Saray’ın korkulu rüyası; ‘Bekle bizi Ankara!’

İlk adımı HDP attı. Ardından baro başkanları Ankara’nın kapısına dayandı. Sırada bekleyen çok farklı toplum kesimleri var. Hakkını arayan mağdurlar artık başkentin kapısına dayanacak.

Baro başkanlarının Ankara’ya yaptığı "Savunma Yürüyüşü" bütün çıplaklığıyla bir kez daha gösterdi ki, Türkiye artık bir "hukuk devleti" değil, tam anlamıyla bir "polis devleti"dir.

Artık bu ülkenin o iptidai anayasası bile Saray iktidarı tarafından ilga edilmiş ve yerine "fiili diktatörlük" kurulmuştur.

Baro başkanları dün Ankara’nın kapısına dayanarak; Saray iktidarının Türkiye’yi nasıl bir anlayışla yönettiğini, zaten güdük olan demokrasiye nasıl birkaç küme birden düşürdüğünü görmeyen gözlere de adeta sokmuştur.

Yolu HDP açmıştı geçen hafta "Darbeye Karşı Demokrasi Yürüyüşü"yle.

Hakkari’den ve Edirne’den; her kentte, her adımda engellene engellene Ankara’ya yürüdüler.

Büyük bir olgunlukla ve ustalıkla, her önlerini kesen polis şefleriyle sabırla müzakere ede ede Hakkari ve Edirne’den Ankara’ya giden dikenli yolu açtılar. Tüm engellemelere karşın Ankara’da iki yürüyüş kolunun buluşmasını gerçekleştirdiler.

Daha HDP’nin yürüyüş kolları Ankara’ya ulaşmadan Türkiye’nin dört bir yanındaki baroların başkanları Saray iktidarının, baroların yapısını ve seçim sistemini değiştirmeye yönelik girişimine karşı "Savunma Yürüyüşü" başlatmışlardı.

Ülkenin batısından doğusuna, güneyinden kuzeyine 60’a yakın kentten yürüyüşe başlayan baro başkanları Ankara girişinde polis tarafından barikatlarla durduruldu. Yürüyerek kente girmeleri yasaklanmıştı.
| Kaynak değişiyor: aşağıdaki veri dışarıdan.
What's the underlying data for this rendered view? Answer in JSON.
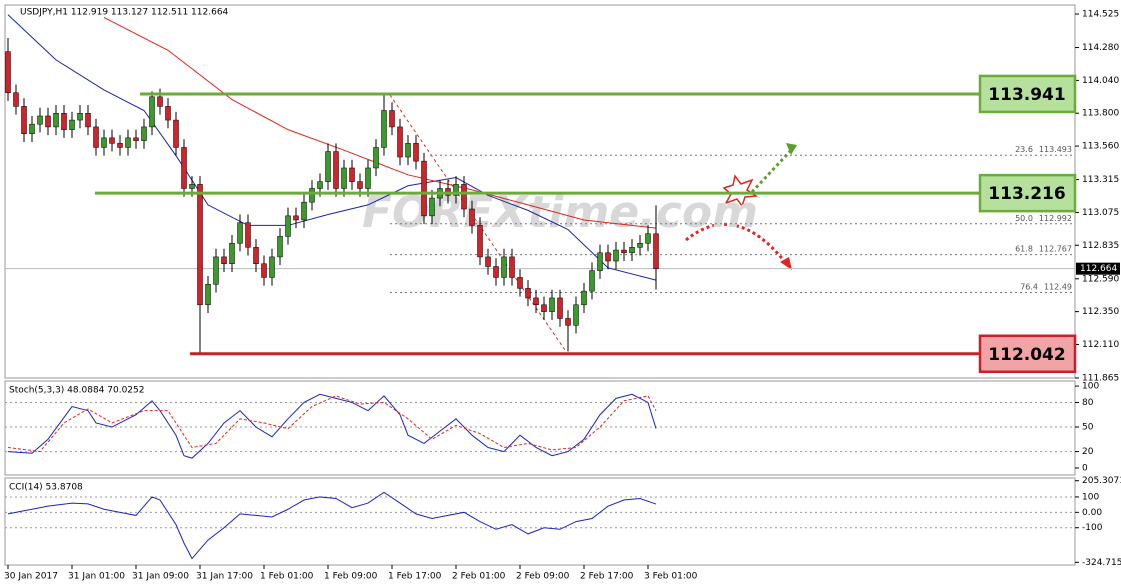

Ancak yasağı kimin koyduğu belli değildi. Ankara Valisi bile "ben yasaklamadım" diyordu. Adalet Bakanı Yardımcısı, baro başkanlarının Ankara’ya sokulmamasına karşıydı. Durduran polislerin de ellerinde hiçbir yazılı emir yoktu. Çünkü barışçıl ve en demokratik haklarını kullanan avukatların engellenmesi apaçık anayasaya aykırıydı.

Ankara girişinde dün sabahtan akşama kadar bozkır güneşinin altında bekletildi baro başkanları.

Yer yer polisin saldırısına maruz kaldılar. İtildiler, kakıldılar, kafalarına polis kalkanıyla vuruldu. Gazeteciler ve baro başkanları ayrı ayrı polis çemberine alında. Çekim yapan kameramanlar, canlı bağlantı yapan muhabirler engellendi.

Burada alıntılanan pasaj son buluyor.